Internet Procrastination: NYTimes Ken Ken Puzzles. The worst.
Favorite Drink: Eric's Buckin' Bronco Ginger Beer, made into a Dark n Stormy
She only makes visual puns.
Monday, June 7, 2010
Some recent deadlines for the Fringe have forced us to finally figure out some logistics and we are happy to announce that we now have an official venue as well as performance dates!
We are excited to be performing at Circle of Hope which is located on the second floor of 1125 South Broad Street in Philadelphia.
Performances will be:
Friday, September 3rd at 8pm
Saturday, September 4th at 3pm and 8pm
Friday, September 10th at 6pm and 9pm
Saturday, September 11th at 3pm and 8pm
Mark your calendars and spread the word!
Thank you for reading!
Wednesday, June 2, 2010
So this is us! Well, this is Isa at any rate. If you’re reading this now – thank you for supporting Telephone Bronco from its earliest stages! It’s wonderful to know that we already have a little team of fans ready to follow our blog and see our show.
Because we’re in the nascent stages of company-ness, it seems like a good idea to sketch out who we are and what this is. Because the seven of us have all either graduated Swarthmore or are working on graduating from there with majors in Theater, we tend to speak in jargon that leaves most blog followers in a state of “huh?” Bearing that in mind, let me answer some questions before you even think them!
1. How is this blog going to work? Who’s posting and when?
Great question, hypothetical interlocutor! The idea behind this blog is that it will mirror our collective mode of working together (more on that later…) in that no single person is going to post everything. All the members of the company will be posting here throughout the rehearsal and performance process – and we’ll sign our names so you know who’s writing!
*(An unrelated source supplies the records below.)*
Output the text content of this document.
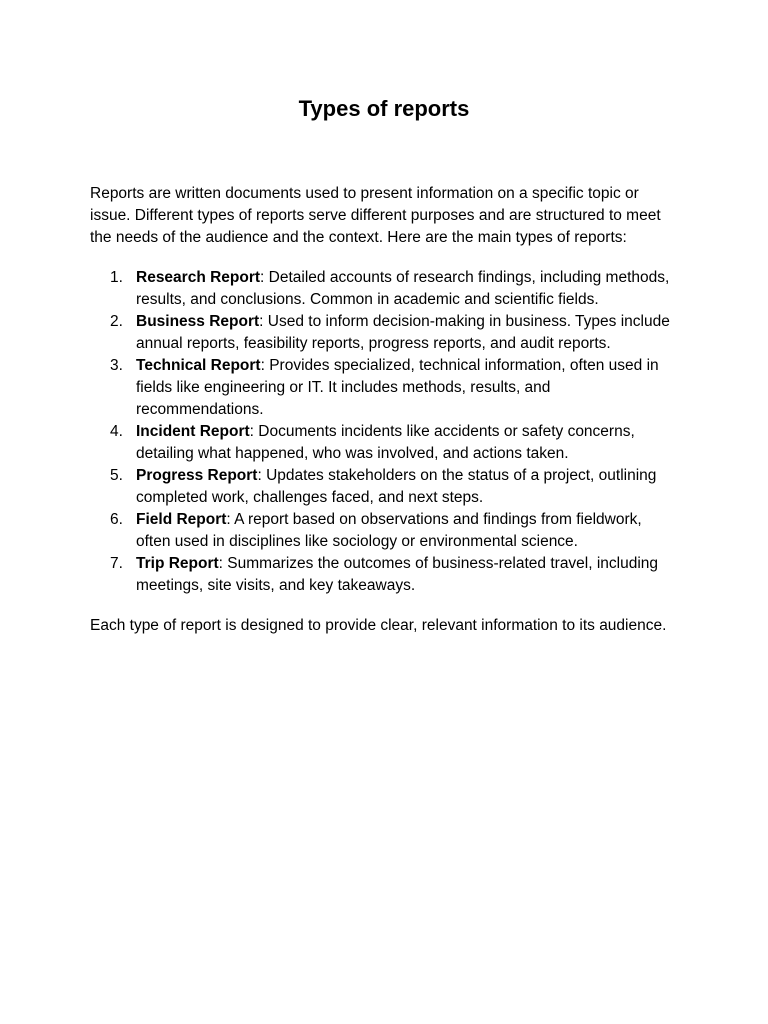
Types of reports

Reports are written documents used to present information on a specific topic or issue. Different types of reports serve different purposes and are structured to meet the needs of the audience and the context. Here are the main types of reports:

1. Research Report: Detailed accounts of research findings, including methods, results, and conclusions. Common in academic and scientific fields.
2. Business Report: Used to inform decision-making in business. Types include annual reports, feasibility reports, progress reports, and audit reports.
3. Technical Report: Provides specialized, technical information, often used in fields like engineering or IT. It includes methods, results, and recommendations.
4. Incident Report: Documents incidents like accidents or safety concerns, detailing what happened, who was involved, and actions taken.
5. Progress Report: Updates stakeholders on the status of a project, outlining completed work, challenges faced, and next steps.
6. Field Report: A report based on observations and findings from fieldwork, often used in disciplines like sociology or environmental science.
7. Trip Report: Summarizes the outcomes of business-related travel, including meetings, site visits, and key takeaways.

Each type of report is designed to provide clear, relevant information to its audience.
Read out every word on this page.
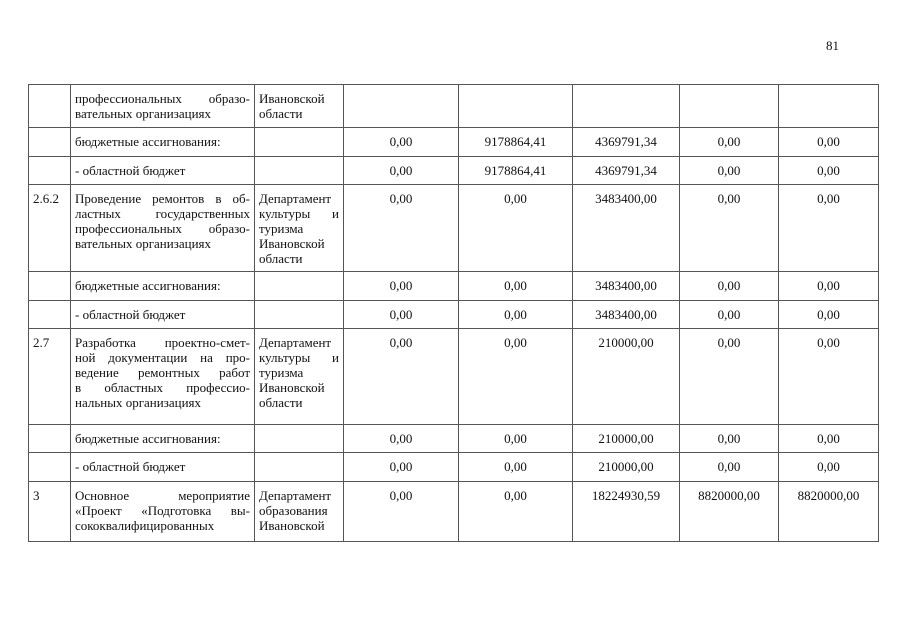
81

	профессиональных образо-
вательных организациях	Ивановской
области					

	бюджетные ассигнования:		0,00	9178864,41	4369791,34	0,00	0,00

	- областной бюджет		0,00	9178864,41	4369791,34	0,00	0,00
2.6.2	Проведение ремонтов в об-
ластных государственных
профессиональных образо-
вательных организациях	Департамент
культуры и
туризма
Ивановской
области	0,00	0,00	3483400,00	0,00	0,00

	бюджетные ассигнования:		0,00	0,00	3483400,00	0,00	0,00

	- областной бюджет		0,00	0,00	3483400,00	0,00	0,00
2.7	Разработка проектно-смет-
ной документации на про-
ведение ремонтных работ
в областных профессио-
нальных организациях	Департамент
культуры и
туризма
Ивановской
области	0,00	0,00	210000,00	0,00	0,00

	бюджетные ассигнования:		0,00	0,00	210000,00	0,00	0,00

	- областной бюджет		0,00	0,00	210000,00	0,00	0,00
3	Основное мероприятие
«Проект «Подготовка вы-
сококвалифицированных	Департамент
образования
Ивановской	0,00	0,00	18224930,59	8820000,00	8820000,00
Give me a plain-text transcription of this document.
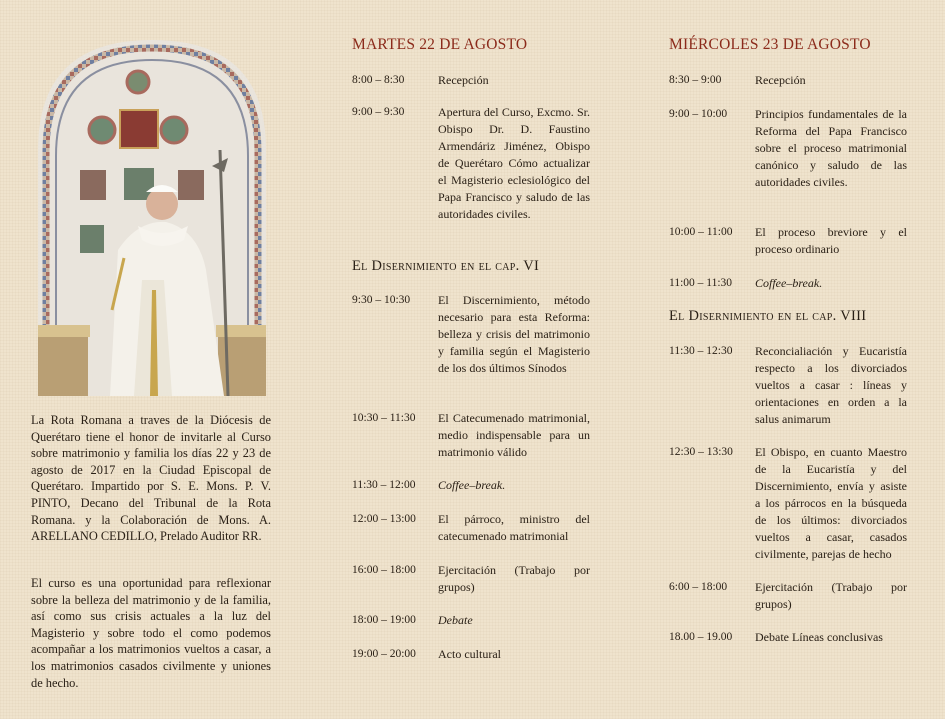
La Rota Romana a traves de la Diócesis de Querétaro tiene el honor de invitarle al Curso sobre matrimonio y familia los días 22 y 23 de agosto de 2017 en la Ciudad Episcopal de Querétaro. Impartido por S. E. Mons. P. V. PINTO, Decano del Tribunal de la Rota Romana. y la Colaboración de Mons. A. ARELLANO CEDILLO, Prelado Auditor RR.

El curso es una oportunidad para reflexionar sobre la belleza del matrimonio y de la familia, así como sus crisis actuales a la luz del Magisterio y sobre todo el como podemos acompañar a los matrimonios vueltos a casar, a los matrimonios casados civilmente y uniones de hecho.

MARTES 22 DE AGOSTO
8:00 – 8:30	Recepción
9:00 – 9:30	Apertura del Curso, Excmo. Sr. Obispo Dr. D. Faustino Armendáriz Jiménez, Obispo de Querétaro Cómo actualizar el Magisterio eclesiológico del Papa Francisco y saludo de las autoridades civiles.
El Disernimiento en el cap. VI
9:30 – 10:30	El Discernimiento, método necesario para esta Reforma: belleza y crisis del matrimonio y familia según el Magisterio de los dos últimos Sínodos
10:30 – 11:30	El Catecumenado matrimonial, medio indispensable para un matrimonio válido
11:30 – 12:00	Coffee–break.
12:00 – 13:00	El párroco, ministro del catecumenado matrimonial
16:00 – 18:00	Ejercitación (Trabajo por grupos)
18:00 – 19:00	Debate
19:00 – 20:00	Acto cultural
MIÉRCOLES 23 DE AGOSTO
8:30 – 9:00	Recepción
9:00 – 10:00	Principios fundamentales de la Reforma del Papa Francisco sobre el proceso matrimonial canónico y saludo de las autoridades civiles.
10:00 – 11:00	El proceso breviore y el proceso ordinario
11:00 – 11:30	Coffee–break.
El Disernimiento en el cap. VIII
11:30 – 12:30	Reconcialiación y Eucaristía respecto a los divorciados vueltos a casar : líneas y orientaciones en orden a la salus animarum
12:30 – 13:30	El Obispo, en cuanto Maestro de la Eucaristía y del Discernimiento, envía y asiste a los párrocos en la búsqueda de los últimos: divorciados vueltos a casar, casados civilmente, parejas de hecho
6:00 – 18:00	Ejercitación (Trabajo por grupos)
18.00 – 19.00	Debate Líneas conclusivas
That way you dear followers can get a sense of Cartogoraphasia from all perspectives.
2. Also, what is collective creation exactly?
Collective creation as a term refers more to the production of a piece than what it actually becomes. The idea is that no one person is in charge. In this way, collective creation productions seek to find an alternative to the traditionally hierarchical way of creating theater, in which the playwright or director is the all-powerful head of everything, and the actors, designers, dramaturg, and even audience play a secondary role. Most collective creation groups create devised pieces, meaning that the final product is produced during rehearsal, often without an initial script. Telephone Bronco is operating on a modified collective system, in which we all are creators and contributors, but each of us still has a defined role within the company.
3. Where does the name Telephone Bronco come from?
Our company name is the product of the decline of penmanship. Our dear Eric couldn’t read his own handwriting, and misread “telephone booth” as “telephone bronco.” The rest is history.
4. But seriously – Cartogoraphasia? What does that mean?
Cartogoraphasia is our admittedly difficult to pronounce (cart-uh-gore-uh-PHAY-zhuh) melding of the words “cartography” and “aphasia.” The title reflects our interest in the intersection between mapping – both personal and geopolitical – and the way the mind works…or doesn’t. We can’t wait to create it!